Algo sobre a espera que nunca apreciei e que me aterroriza é como ela alimenta a nossa incapacidade de lidar com a realidade – com aquilo que está bem em frente de nossos olhos.

Estou atenta a tudo, a qualquer mínima mudança. Só que a pior parte de observar demais é que você fica acumulando todos os tipos de ameaças possíveis sem se dar conta que boa parte delas nunca vai acontecer.

Seguro meu celular com força. No “jantar” notei bem discretamente que Quinn usou o dela algumas vezes. Existia algo de alheio naquilo. Ela não estava dando a mínima para o que estava, de fato, acontecendo. A indiferença, embora até agora eu esteja fingindo o oposto, me irritou. O que podia ser mais importante do que o que eu tinha dito?

Será que ela não entendeu o que aquilo significa?

Não que eu entenda. Talvez, mais uma vez, eu esteja somente deixando a espera fazer o trabalho todo – assim, não preciso ser responsabilizada por nada. É mais fácil conviver com a culpa quando se está do lado de fora de tudo. Isso me abstém de encontrar uma razão, uma saída, um final.

A realidade parece fria, mesmo quando fecho os olhos e me permito inspirar e expirar vagarosamente dentro do carro. É tudo muito estéril, porque sei que a pessoa que está ao meu lado sabe da nuvem que se dissipa de mim, vagarosamente. Eu finjo não vê-la, mas está ali – pronta para envolver a nós dois da forma mais asfixiante possível. É bastante aterrador. Mesmo no silêncio, tudo que não tinha se concretizado, que parecia solúvel e nublado, se faz nítido e palpável. Como se a fumaça tivesse se tornado areia em minhas mãos. É sólida em mim, mas ainda assim quebradiça e se esvai com facilidade. Sinto que estou perdendo a autonomia da irrealidade que construí ao meu redor.

Parece que é exatamente assim que a loucura se instala nos mais suscetíveis. Quando o controle se arrebenta. Quando o sentido do interior inflamado se torna um jorro de fracassos vívidos no exterior. Claramente, a minha pilha de revés acaba de ganhar mais uma camada – talvez, a mais incongruente de todas e a que mais machuca.

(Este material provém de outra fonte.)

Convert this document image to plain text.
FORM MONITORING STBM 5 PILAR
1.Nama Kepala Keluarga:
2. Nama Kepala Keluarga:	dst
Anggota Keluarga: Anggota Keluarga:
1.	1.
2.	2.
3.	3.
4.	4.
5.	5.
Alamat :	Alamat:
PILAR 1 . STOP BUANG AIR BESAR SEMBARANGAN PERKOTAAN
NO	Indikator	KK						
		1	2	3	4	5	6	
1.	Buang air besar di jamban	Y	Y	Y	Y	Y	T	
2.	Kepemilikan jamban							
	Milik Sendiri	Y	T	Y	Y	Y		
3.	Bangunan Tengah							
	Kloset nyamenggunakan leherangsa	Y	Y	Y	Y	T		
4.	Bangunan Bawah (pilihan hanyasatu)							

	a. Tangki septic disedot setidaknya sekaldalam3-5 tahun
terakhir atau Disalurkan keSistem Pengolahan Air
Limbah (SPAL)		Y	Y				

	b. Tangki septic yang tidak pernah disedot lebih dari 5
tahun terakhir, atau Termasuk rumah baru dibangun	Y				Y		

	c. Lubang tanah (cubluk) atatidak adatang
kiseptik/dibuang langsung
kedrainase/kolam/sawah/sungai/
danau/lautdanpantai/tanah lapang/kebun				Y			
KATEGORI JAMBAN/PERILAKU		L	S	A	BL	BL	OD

Não tenho mais condições de sustentar este lado da corda. Talvez nem precise. Quinn, é possível, já tenha abandonado o outro há mais tempo do que minha capacidade de análise pôde confirmar.

Sei que a confirmação é isso. É este hoje. Este silêncio que se avoluma.

Olho para o perfil de Finn. Como sempre, ele parece concentrado e sério. Está de olho no pouco tráfego. Não há pontos de tensão em seu maxilar e isso é bom. Não há filamentos de desgosto ou raiva em seu olho direito, as pestanas continuam se abrir e a se fechar. As mãos não castigam o volante. Ele parece tranquilo. É a superfície dele tentando administrar tudo isso. Sei que as camadas de revés dele continuam ali, alojadas em seu coração. Nunca conseguimos interpretar o que existe no mundo oculto do outro, até que o nosso próprio mundo oculto extravasa e machuca o que há ao redor: tudo o que foi construído durante os anos e o que restou dos escombros acumulados. Nossos mundos ocultos apenas existem para transformar passado, presente e futuro em cinzas.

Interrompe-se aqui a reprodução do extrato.